There is little to worry for [censored-green-s]. Japan sales are going up year after year, its brand is coveted and held in the highest esteem, no matter old or young. But there’s some risks on the horizon to think about: the ‘New Rich’, those self-made HNWIs, are using words like classic or safe choice to describe [censored-green-s]. Fading excitement today doesn’t bode well for the maison’s next 200 years. What are they after that they feel they’re not really getting?

Yuzu looked into them, their lives, their homes, the trinkets and experiences they covet, and how they are different from the classic codes of luxury. Partly in conversation with them, but mostly by analysing their frames of references they use to express their aspirations, what they find exciting – i.e. by understanding their culture of luxury – Yuzu came to know what they’re after.

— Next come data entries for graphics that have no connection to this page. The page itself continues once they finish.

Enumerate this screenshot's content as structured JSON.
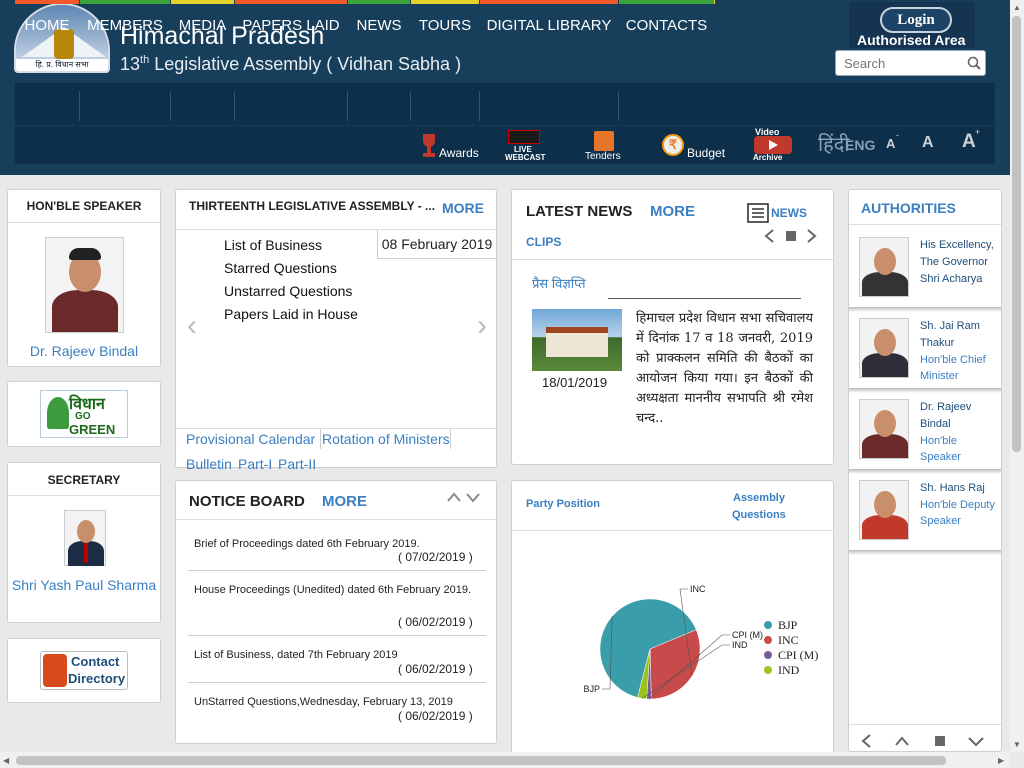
{
  "header": {
    "logo_caption": "हि. प्र. विधान सभा",
    "title": "Himachal Pradesh",
    "subtitle_prefix": "13",
    "subtitle_sup": "th",
    "subtitle_rest": " Legislative Assembly ( Vidhan Sabha )",
    "login": "Login",
    "authorised": "Authorised Area",
    "search_placeholder": "Search"
  },
  "nav": [
    {
      "label": "HOME"
    },
    {
      "label": "MEMBERS"
    },
    {
      "label": "MEDIA"
    },
    {
      "label": "PAPERS LAID"
    },
    {
      "label": "NEWS"
    },
    {
      "label": "TOURS"
    },
    {
      "label": "DIGITAL LIBRARY"
    },
    {
      "label": "CONTACTS"
    }
  ],
  "toolbar": {
    "awards": "Awards",
    "live": "LIVE",
    "webcast": "WEBCAST",
    "tenders": "Tenders",
    "budget": "Budget",
    "video": "Video",
    "archive": "Archive",
    "hindi": "हिंदी",
    "eng": "ENG",
    "font_small": "A",
    "font_normal": "A",
    "font_large": "A"
  },
  "speaker": {
    "title": "HON'BLE SPEAKER",
    "name": "Dr. Rajeev Bindal"
  },
  "green": {
    "vidhan": "विधान",
    "go": "GO",
    "green": "GREEN"
  },
  "secretary": {
    "title": "SECRETARY",
    "name": "Shri Yash Paul Sharma"
  },
  "contact": {
    "line1": "Contact",
    "line2": "Directory"
  },
  "assembly": {
    "title": "THIRTEENTH LEGISLATIVE ASSEMBLY - ...",
    "more": "MORE",
    "date": "08 February 2019",
    "items": [
      "List of Business",
      "Starred Questions",
      "Unstarred Questions",
      "Papers Laid in House"
    ],
    "links": [
      "Provisional Calendar",
      "Rotation of Ministers",
      "Bulletin",
      "Part-I",
      "Part-II"
    ]
  },
  "notice": {
    "title": "NOTICE BOARD",
    "more": "MORE",
    "items": [
      {
        "text": "Brief of Proceedings dated 6th February 2019.",
        "date": "( 07/02/2019 )"
      },
      {
        "text": "House Proceedings (Unedited) dated 6th February 2019.",
        "date": "( 06/02/2019 )"
      },
      {
        "text": "List of Business, dated 7th February 2019",
        "date": "( 06/02/2019 )"
      },
      {
        "text": "UnStarred Questions,Wednesday, February 13, 2019",
        "date": "( 06/02/2019 )"
      }
    ]
  },
  "news": {
    "title": "LATEST NEWS",
    "more": "MORE",
    "news_tab": "NEWS",
    "clips": "CLIPS",
    "headline": "प्रैस विज्ञप्ति",
    "date": "18/01/2019",
    "body": "हिमाचल प्रदेश विधान सभा सचिवालय में दिनांक 17 व 18 जनवरी, 2019 को प्राक्कलन समिति की बैठकों का आयोजन किया गया। इन बैठकों की अध्यक्षता माननीय सभापति श्री रमेश चन्द.."
  },
  "party": {
    "tab1": "Party Position",
    "tab2_line1": "Assembly",
    "tab2_line2": "Questions"
  },
  "chart_data": {
    "type": "pie",
    "labels": [
      "BJP",
      "INC",
      "CPI (M)",
      "IND"
    ],
    "values": [
      44,
      21,
      1,
      2
    ],
    "colors": [
      "#3a9eaa",
      "#c94a4a",
      "#7a5a96",
      "#9ac31c"
    ],
    "legend": "right"
  },
  "authorities": {
    "title": "AUTHORITIES",
    "items": [
      {
        "name": "His Excellency, The Governor Shri Acharya",
        "role": ""
      },
      {
        "name": "Sh. Jai Ram Thakur",
        "role": "Hon'ble Chief Minister"
      },
      {
        "name": "Dr. Rajeev Bindal",
        "role": "Hon'ble Speaker"
      },
      {
        "name": "Sh. Hans Raj",
        "role": "Hon'ble Deputy Speaker"
      }
    ]
  }
}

Most of the strategic insight created from the knowledge gained is owned by [censored-green-s], not Yuzu. What can be said in broad cultural terms is that the culture of luxury is shifting: partly, this is about things you also find in TikTok hashtags: stealth wealth and quiet luxury. Nothing new there. The interesting bit is how these things are understood by the New Rich: for example, quiet luxury doesn’t actually have to be a quiet Loro Piana cashmere; there are fresher – and not so quiet – things out there, like streetwear collabos and edgier designs that enthral them: none of those things look like a 100,000 bucks classic luxury item, but they are.

Or experience over things – this one Yuzu didn’t find to really hold true: Pretty shiny things hold the same sway over a 25-year-old entrepreneur as they did for an Etruscan lady 3,000 years ago. It’s more about the right experience with things rather than experience over things.

Most interestingly, though, the cultural lens through which they look at and evaluate luxury is changing from their parents’ generation: just like their career which as founders often is synonymous with life, they naturally look at things through the lens of value. But most luxury brands don’t want to talk about something so demeaning as resell value and investment. A Birkin is supposed to be a life-style choice, not a leather bitcoin. So the real question then becomes one of how can [censored-green-s] talk about value, but in a poetic way that fits with its brand? How can it be stealth without necessarily being the drab quiet safe choice? 

You want to be attractive to the New Rich? Just as luxury adopted its poetry for its classic consumers looking for the singular piece, today, it will need to adjust its prose to meet a new cohort of value seekers with a new mindset. There’s a new culture of luxury being born.